For less than $150 you can probably make something very basic. Sadly making your own costumes isn't as cheap as many would think. I find that making my own, I spend almost as much as I would if I were buying it, AND I have to find the time to do the work. However if you do something really basic that is just the fabric (use a fabric that "speaks for itself" so that it doesn't require much decorating) and put a couple of motifs here and there, you can get something on the cheap.

For professional costumes, even $400 is on the low end. I would say the average price for a belly dance costume is around $500-$600. Some costumes are indeed over $1000... sometimes due to the designer's name (like Sahar Okasha), sometimes due to the materials and amount of work. It's becoming very popular to wear costumes encrusted with jewels, like this https://www.facebook.com/photo.php?fbid=502569046467333&set=a.429339107123661.98240.429334370457468&type=1&theater
They are truly gorgeous, but the materials alone are enormously expensive. It has got to be impossible to get one, at least in the US, for less than $900.

That's a lot of money, but it could be worse. Ballroom costumes start at around $1000, sometimes even for a basic costume, and they use much less fabric and take way less work to make. We are actually lucky to be able to costume ourselves for less than $300 if we want to!

But sadly even that's a lot of money for many of us. The way I personally manage it is by selling the costumes I no longer wear, and by reminding myself that it's okay not to have a super fancy costume. In fact, my dancing should always be up to par with my costume (as detailed in the post above). I would recommend doing the same thing. Keep working on your dancing, and when you achieve a big milestone, reward yourself with your first, low-budget yet still versatile costume. Reward yourself with your next costume only when you've achieved another goal. Go up in budget only when you visibly go up in level/skill (if your wallet allows). Start selling old costumes once you have a few to choose from, if you perform.
 

Sophia Maria

New member
It's all about priorities! I've been using the same purse for years and my coworkers tease me about it sometimes, but hey--I just bought myself a weekend workshop package in September! (And my dancing paraphernalia is going along in this purse)...
 

Yame

New member
It's all about priorities! I've been using the same purse for years and my coworkers tease me about it sometimes, but hey--I just bought myself a weekend workshop package in September! (And my dancing paraphernalia is going along in this purse)...
It's a faux pas to use the same purse for years? I buy a basic black purse and use it until it starts to get ragged. This usually takes about 3 years... only then do I buy a new one.
 

Shanazel

Super Moderator
secnd

Tsk. One purse for years? Ladies, ladies. :naghty: I change mine regularly and own more than I need.

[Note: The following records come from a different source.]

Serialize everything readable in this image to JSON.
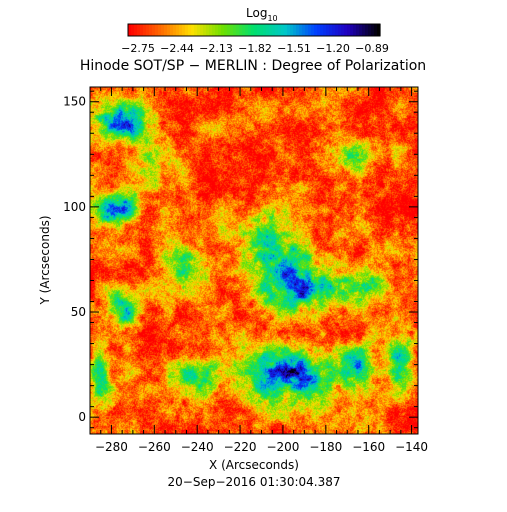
{
  "chart_data": {
    "type": "heatmap",
    "title": "Hinode SOT/SP − MERLIN : Degree of Polarization",
    "xlabel": "X (Arcseconds)",
    "ylabel": "Y (Arcseconds)",
    "date": "20−Sep−2016 01:30:04.387",
    "xlim": [
      -290,
      -137
    ],
    "ylim": [
      -8,
      157
    ],
    "x_ticks": [
      "−280",
      "−260",
      "−240",
      "−220",
      "−200",
      "−180",
      "−160",
      "−140"
    ],
    "y_ticks": [
      "0",
      "50",
      "100",
      "150"
    ],
    "colorbar": {
      "title": "Log",
      "title_sub": "10",
      "scale": "log10",
      "range": [
        -2.9,
        -0.8
      ],
      "ticks": [
        "−2.75",
        "−2.44",
        "−2.13",
        "−1.82",
        "−1.51",
        "−1.20",
        "−0.89"
      ],
      "colormap": [
        "#ff0000",
        "#ff6a00",
        "#ffe000",
        "#6ee000",
        "#00e06e",
        "#00c8c8",
        "#0040ff",
        "#2000c0",
        "#000000"
      ]
    },
    "field": {
      "background_level": -2.7,
      "feature_level": -1.3,
      "features": [
        {
          "x": -196,
          "y": 20,
          "rx": 20,
          "ry": 13,
          "strength": 1.0
        },
        {
          "x": -192,
          "y": 64,
          "rx": 18,
          "ry": 13,
          "strength": 0.95
        },
        {
          "x": -208,
          "y": 85,
          "rx": 13,
          "ry": 11,
          "strength": 0.75
        },
        {
          "x": -278,
          "y": 99,
          "rx": 9,
          "ry": 7,
          "strength": 1.0
        },
        {
          "x": -245,
          "y": 72,
          "rx": 9,
          "ry": 9,
          "strength": 0.75
        },
        {
          "x": -275,
          "y": 140,
          "rx": 14,
          "ry": 9,
          "strength": 0.7
        },
        {
          "x": -275,
          "y": 50,
          "rx": 8,
          "ry": 11,
          "strength": 0.7
        },
        {
          "x": -145,
          "y": 30,
          "rx": 6,
          "ry": 14,
          "strength": 0.6
        },
        {
          "x": -165,
          "y": 25,
          "rx": 9,
          "ry": 10,
          "strength": 0.6
        },
        {
          "x": -240,
          "y": 20,
          "rx": 14,
          "ry": 9,
          "strength": 0.55
        },
        {
          "x": -170,
          "y": 125,
          "rx": 14,
          "ry": 7,
          "strength": 0.45
        },
        {
          "x": -160,
          "y": 62,
          "rx": 10,
          "ry": 8,
          "strength": 0.55
        },
        {
          "x": -285,
          "y": 20,
          "rx": 5,
          "ry": 15,
          "strength": 0.6
        },
        {
          "x": -260,
          "y": 120,
          "rx": 12,
          "ry": 9,
          "strength": 0.4
        }
      ]
    }
  }
}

Of course, I got them all for a couple dollars each at second hand shops, including the brand name ones. :lol:

I like to think I'm a credit to my Scots-Irish blood but I know that a truly thrifty person of my lineage would sell all the extras back to the shops and own just one at a time.

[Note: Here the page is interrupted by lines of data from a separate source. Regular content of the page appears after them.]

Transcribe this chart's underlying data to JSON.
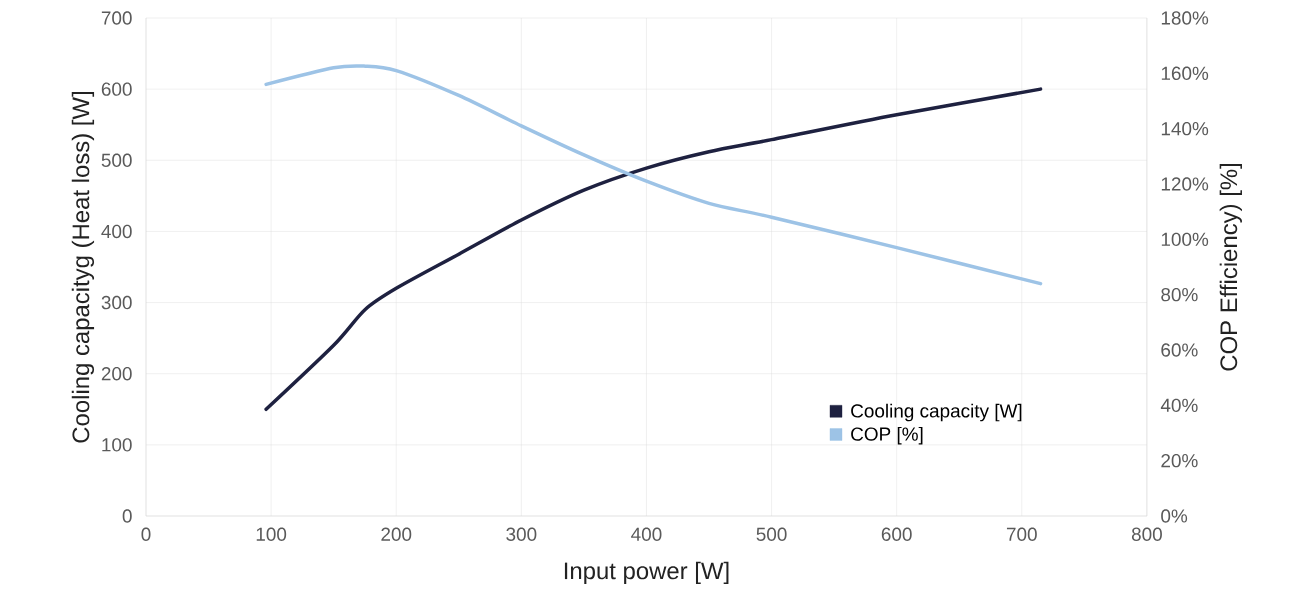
{
  "chart_data": {
    "type": "line",
    "xlabel": "Input power [W]",
    "ylabel": "Cooling capacityg (Heat loss) [W]",
    "y2label": "COP Efficiency) [%]",
    "xlim": [
      0,
      800
    ],
    "xticks": [
      0,
      100,
      200,
      300,
      400,
      500,
      600,
      700,
      800
    ],
    "ylim": [
      0,
      700
    ],
    "yticks": [
      0,
      100,
      200,
      300,
      400,
      500,
      600,
      700
    ],
    "y2lim": [
      0,
      180
    ],
    "y2ticks": [
      {
        "value": 0,
        "label": "0%"
      },
      {
        "value": 20,
        "label": "20%"
      },
      {
        "value": 40,
        "label": "40%"
      },
      {
        "value": 60,
        "label": "60%"
      },
      {
        "value": 80,
        "label": "80%"
      },
      {
        "value": 100,
        "label": "100%"
      },
      {
        "value": 120,
        "label": "120%"
      },
      {
        "value": 140,
        "label": "140%"
      },
      {
        "value": 160,
        "label": "160%"
      },
      {
        "value": 180,
        "label": "180%"
      }
    ],
    "grid": true,
    "legend": "bottom right",
    "marker": "none",
    "line_style": "solid",
    "series": [
      {
        "name": "Cooling capacity [W]",
        "color": "#1e2140",
        "x": [
          96,
          150,
          175,
          200,
          250,
          300,
          350,
          400,
          450,
          500,
          600,
          715
        ],
        "values": [
          150,
          240,
          290,
          320,
          368,
          416,
          458,
          489,
          512,
          529,
          564,
          600
        ]
      },
      {
        "name": "COP [%]",
        "color": "#9dc3e6",
        "axis": "y2",
        "x": [
          96,
          150,
          175,
          200,
          250,
          300,
          350,
          400,
          450,
          500,
          600,
          715
        ],
        "values": [
          156,
          162,
          162.6,
          161,
          152,
          141,
          130.5,
          121,
          113,
          108,
          97,
          84
        ]
      }
    ]
  }
}
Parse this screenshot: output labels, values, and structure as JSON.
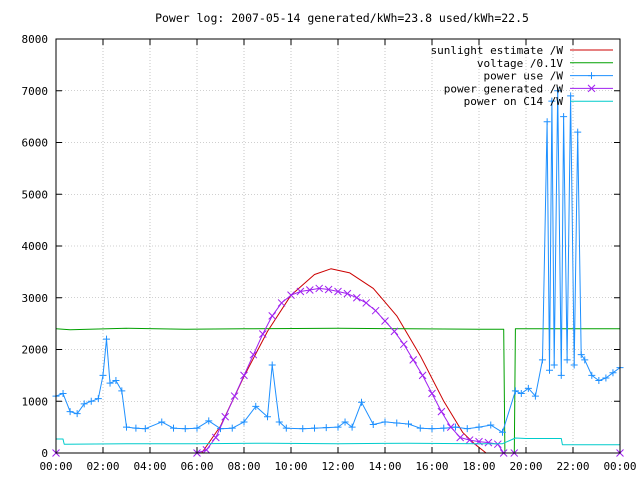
{
  "chart_data": {
    "type": "line",
    "title": "Power log: 2007-05-14 generated/kWh=23.8 used/kWh=22.5",
    "xlabel": "",
    "ylabel": "",
    "x_unit": "hours",
    "xlim": [
      0,
      24
    ],
    "ylim": [
      0,
      8000
    ],
    "x_ticks": [
      0,
      2,
      4,
      6,
      8,
      10,
      12,
      14,
      16,
      18,
      20,
      22,
      24
    ],
    "x_tick_labels": [
      "00:00",
      "02:00",
      "04:00",
      "06:00",
      "08:00",
      "10:00",
      "12:00",
      "14:00",
      "16:00",
      "18:00",
      "20:00",
      "22:00",
      "00:00"
    ],
    "y_ticks": [
      0,
      1000,
      2000,
      3000,
      4000,
      5000,
      6000,
      7000,
      8000
    ],
    "y_tick_labels": [
      "0",
      "1000",
      "2000",
      "3000",
      "4000",
      "5000",
      "6000",
      "7000",
      "8000"
    ],
    "grid": true,
    "legend_position": "top-right",
    "series": [
      {
        "name": "sunlight estimate /W",
        "color": "#cc0000",
        "marker": "none",
        "x": [
          6.2,
          7.0,
          8.0,
          9.0,
          10.0,
          11.0,
          11.7,
          12.5,
          13.5,
          14.5,
          15.5,
          16.5,
          17.3,
          17.8,
          18.3
        ],
        "y": [
          0,
          520,
          1480,
          2350,
          3050,
          3450,
          3560,
          3480,
          3180,
          2650,
          1880,
          1000,
          400,
          180,
          0
        ]
      },
      {
        "name": "voltage /0.1V",
        "color": "#00a000",
        "marker": "none",
        "x": [
          0.0,
          0.6,
          3.0,
          5.5,
          8.0,
          12.0,
          15.0,
          18.0,
          19.05,
          19.1,
          19.5,
          19.55,
          20.0,
          22.0,
          24.0
        ],
        "y": [
          2400,
          2380,
          2410,
          2390,
          2400,
          2410,
          2400,
          2390,
          2390,
          0,
          0,
          2400,
          2400,
          2400,
          2400
        ]
      },
      {
        "name": "power use /W",
        "color": "#1e90ff",
        "marker": "plus",
        "x": [
          0.0,
          0.3,
          0.6,
          0.9,
          1.2,
          1.5,
          1.8,
          2.0,
          2.15,
          2.3,
          2.55,
          2.8,
          3.0,
          3.4,
          3.8,
          4.5,
          5.0,
          5.5,
          6.0,
          6.5,
          7.0,
          7.5,
          8.0,
          8.5,
          9.0,
          9.2,
          9.5,
          9.8,
          10.5,
          11.0,
          11.5,
          12.0,
          12.3,
          12.6,
          13.0,
          13.5,
          14.0,
          14.5,
          15.0,
          15.5,
          16.0,
          16.5,
          17.0,
          17.5,
          18.0,
          18.5,
          19.0,
          19.55,
          19.8,
          20.1,
          20.4,
          20.7,
          20.9,
          21.0,
          21.1,
          21.2,
          21.35,
          21.5,
          21.6,
          21.75,
          21.9,
          22.05,
          22.2,
          22.35,
          22.5,
          22.8,
          23.1,
          23.4,
          23.7,
          24.0
        ],
        "y": [
          1100,
          1150,
          800,
          760,
          950,
          1000,
          1050,
          1500,
          2200,
          1350,
          1400,
          1200,
          500,
          480,
          470,
          600,
          480,
          470,
          480,
          620,
          470,
          480,
          600,
          900,
          700,
          1700,
          600,
          480,
          470,
          480,
          490,
          500,
          600,
          500,
          980,
          550,
          600,
          580,
          560,
          480,
          470,
          480,
          500,
          470,
          500,
          540,
          400,
          1200,
          1150,
          1250,
          1100,
          1800,
          6400,
          1600,
          6800,
          1700,
          7000,
          1500,
          6500,
          1800,
          6900,
          1700,
          6200,
          1900,
          1800,
          1500,
          1400,
          1450,
          1550,
          1650
        ]
      },
      {
        "name": "power generated /W",
        "color": "#a020f0",
        "marker": "cross",
        "x": [
          0.0,
          6.0,
          6.4,
          6.8,
          7.2,
          7.6,
          8.0,
          8.4,
          8.8,
          9.2,
          9.6,
          10.0,
          10.4,
          10.8,
          11.2,
          11.6,
          12.0,
          12.4,
          12.8,
          13.2,
          13.6,
          14.0,
          14.4,
          14.8,
          15.2,
          15.6,
          16.0,
          16.4,
          16.8,
          17.2,
          17.6,
          18.0,
          18.4,
          18.8,
          19.05,
          19.5,
          24.0
        ],
        "y": [
          0,
          0,
          60,
          300,
          700,
          1100,
          1500,
          1900,
          2300,
          2650,
          2900,
          3050,
          3120,
          3150,
          3180,
          3160,
          3120,
          3080,
          3000,
          2900,
          2750,
          2550,
          2350,
          2100,
          1800,
          1500,
          1150,
          800,
          500,
          300,
          250,
          220,
          200,
          170,
          0,
          0,
          0
        ]
      },
      {
        "name": "power on C14 /W",
        "color": "#00cccc",
        "marker": "none",
        "x": [
          0.0,
          0.3,
          0.35,
          3.0,
          6.0,
          9.0,
          12.0,
          15.0,
          18.0,
          19.0,
          19.55,
          20.0,
          21.5,
          21.55,
          24.0
        ],
        "y": [
          270,
          270,
          170,
          180,
          180,
          190,
          180,
          190,
          180,
          180,
          290,
          280,
          280,
          160,
          160
        ]
      }
    ]
  }
}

I make costumes and have shelves of the loveliest fabrics though I don't need much in the way of costumes for myself anymore.
 

Farasha Hanem

New member
Same here. I spend very little on my regular clothes, even my work clothes or practice clothes. But I'm willing to spend large amounts of money (comparatively) on belly dance costumes because, well, they are simply worth more. The materials are more expensive and they take a lot more work and more fabric. Also, you get what you pay for! And plus, if I spent all my money on regular clothes, I'd have no money for costumes ;)

So I won't pay more than $20 for a cute dress, or more than $30 for a pair of shoes...
I get by REALLY cheap on shoes, because I can't wear grown-up shoes... >.>;;;; *scuffs floor embarrassingly with the toe of her pre-mismatched kids' tennis shoes* ._.